Les deux femmes partagent tout de même une spécificité, la religion, mais pas la même... Carrie Lam a fait toute son éducation dans de prestigieuses écoles catholiques de Hong Kong, réputées strictes et exigeantes. Elle exprime sa foi sans gêne, et se présente comme une chrétienne pratiquante. Certains la qualifient même de bigote. En 2015, elle cite un passage de la Bible dans un de ses discours qui a même fait réagir l'Église : "d’aucuns disent que les Huit Béatitudes s’appliquent fort bien à moi. ‘Bénis soient les persécutés pour la Justice, car le Royaume des cieux est à eux.’ Il y a déjà une place qui m’est réservée au paradis...". Sa décision de s'engager au poste de cheffe de l'éxécutif était une réponse à "un appel de Dieu"

Denise Ho, elle, rencontre le dalaï-lama, en 2016. Elle a alors 39 ans. Cette rencontre est décisive pour la chanteuse, qui se convertit au bouddhisme dans la foulée.
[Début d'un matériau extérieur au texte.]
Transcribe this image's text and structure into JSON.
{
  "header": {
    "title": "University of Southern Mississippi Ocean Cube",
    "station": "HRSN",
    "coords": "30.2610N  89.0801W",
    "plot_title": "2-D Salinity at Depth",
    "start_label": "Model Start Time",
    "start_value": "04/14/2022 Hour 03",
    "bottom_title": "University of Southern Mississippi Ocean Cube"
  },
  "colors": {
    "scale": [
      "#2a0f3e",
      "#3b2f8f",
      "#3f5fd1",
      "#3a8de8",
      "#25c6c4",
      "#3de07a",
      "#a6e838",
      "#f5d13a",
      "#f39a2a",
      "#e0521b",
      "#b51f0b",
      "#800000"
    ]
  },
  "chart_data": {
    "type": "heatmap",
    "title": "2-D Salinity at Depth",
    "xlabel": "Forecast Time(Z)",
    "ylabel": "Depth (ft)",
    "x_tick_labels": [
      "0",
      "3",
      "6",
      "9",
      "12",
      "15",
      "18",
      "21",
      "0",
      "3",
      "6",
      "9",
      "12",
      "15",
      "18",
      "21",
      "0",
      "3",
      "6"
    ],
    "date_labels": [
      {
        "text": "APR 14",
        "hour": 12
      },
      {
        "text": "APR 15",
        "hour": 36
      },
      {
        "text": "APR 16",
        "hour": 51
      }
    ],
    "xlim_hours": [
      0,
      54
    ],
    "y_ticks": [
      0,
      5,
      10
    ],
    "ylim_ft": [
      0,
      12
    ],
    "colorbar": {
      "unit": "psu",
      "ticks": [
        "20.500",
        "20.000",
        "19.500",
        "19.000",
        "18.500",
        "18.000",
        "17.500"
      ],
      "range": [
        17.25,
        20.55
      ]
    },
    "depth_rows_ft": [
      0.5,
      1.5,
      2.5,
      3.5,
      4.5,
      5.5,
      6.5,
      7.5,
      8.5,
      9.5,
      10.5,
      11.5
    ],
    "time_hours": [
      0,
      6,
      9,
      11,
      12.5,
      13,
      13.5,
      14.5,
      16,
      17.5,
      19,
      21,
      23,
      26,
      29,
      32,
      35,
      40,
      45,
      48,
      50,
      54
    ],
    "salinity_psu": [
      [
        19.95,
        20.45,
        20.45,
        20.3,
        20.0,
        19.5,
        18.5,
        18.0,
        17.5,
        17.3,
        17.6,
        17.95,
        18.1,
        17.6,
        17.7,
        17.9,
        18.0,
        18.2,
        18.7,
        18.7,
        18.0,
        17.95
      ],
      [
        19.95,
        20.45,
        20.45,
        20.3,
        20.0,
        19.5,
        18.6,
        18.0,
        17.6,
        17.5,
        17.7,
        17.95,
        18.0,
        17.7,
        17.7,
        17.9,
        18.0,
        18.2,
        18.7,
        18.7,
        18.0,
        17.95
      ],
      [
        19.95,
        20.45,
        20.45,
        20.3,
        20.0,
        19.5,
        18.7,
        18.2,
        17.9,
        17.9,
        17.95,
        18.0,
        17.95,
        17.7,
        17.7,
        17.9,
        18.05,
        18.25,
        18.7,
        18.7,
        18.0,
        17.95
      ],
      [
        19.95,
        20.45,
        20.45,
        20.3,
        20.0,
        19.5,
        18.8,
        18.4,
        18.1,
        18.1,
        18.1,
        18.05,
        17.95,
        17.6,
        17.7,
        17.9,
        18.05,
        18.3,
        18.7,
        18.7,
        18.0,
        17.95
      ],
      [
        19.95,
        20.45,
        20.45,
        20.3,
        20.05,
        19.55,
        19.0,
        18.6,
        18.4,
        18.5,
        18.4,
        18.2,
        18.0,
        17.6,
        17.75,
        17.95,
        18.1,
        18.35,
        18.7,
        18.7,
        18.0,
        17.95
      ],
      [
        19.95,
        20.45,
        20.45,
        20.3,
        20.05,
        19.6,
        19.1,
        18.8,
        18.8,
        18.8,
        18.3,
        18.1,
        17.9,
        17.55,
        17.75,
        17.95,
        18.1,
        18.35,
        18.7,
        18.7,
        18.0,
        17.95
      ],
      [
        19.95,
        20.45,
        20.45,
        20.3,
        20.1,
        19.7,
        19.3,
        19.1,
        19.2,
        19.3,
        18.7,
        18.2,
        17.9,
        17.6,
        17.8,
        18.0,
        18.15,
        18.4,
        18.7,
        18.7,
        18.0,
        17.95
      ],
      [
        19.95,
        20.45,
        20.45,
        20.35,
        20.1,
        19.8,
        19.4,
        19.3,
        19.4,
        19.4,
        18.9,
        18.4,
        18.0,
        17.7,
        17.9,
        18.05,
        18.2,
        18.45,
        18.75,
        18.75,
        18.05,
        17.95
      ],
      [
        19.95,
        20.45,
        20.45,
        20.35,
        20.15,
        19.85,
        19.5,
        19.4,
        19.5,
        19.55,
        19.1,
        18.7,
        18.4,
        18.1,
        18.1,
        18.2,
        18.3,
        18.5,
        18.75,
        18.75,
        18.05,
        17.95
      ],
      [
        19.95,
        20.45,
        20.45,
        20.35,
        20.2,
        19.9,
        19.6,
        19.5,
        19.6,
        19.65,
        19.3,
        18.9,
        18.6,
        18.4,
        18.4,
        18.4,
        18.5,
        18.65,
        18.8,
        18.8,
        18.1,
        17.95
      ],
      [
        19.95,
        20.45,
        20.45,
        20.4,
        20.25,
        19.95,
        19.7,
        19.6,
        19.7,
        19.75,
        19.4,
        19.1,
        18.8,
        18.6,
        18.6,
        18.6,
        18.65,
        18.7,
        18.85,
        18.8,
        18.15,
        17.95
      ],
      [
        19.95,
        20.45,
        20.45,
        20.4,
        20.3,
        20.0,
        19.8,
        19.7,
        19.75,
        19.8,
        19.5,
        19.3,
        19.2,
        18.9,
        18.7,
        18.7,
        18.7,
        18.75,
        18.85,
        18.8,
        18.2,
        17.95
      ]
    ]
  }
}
Elle raconte au Monde : "C’est un chemin personnel, apprendre à accepter les choses comme elles viennent, à regarder la vie selon une logique circulaire plutôt que linéaire et, surtout, à apprendre à vivre sans peur". Elle pratique quotidiennement la méditation, notamment chantée et considère sa philosophie religieuse comme une manière de "purifier son énergie" autour d'elle.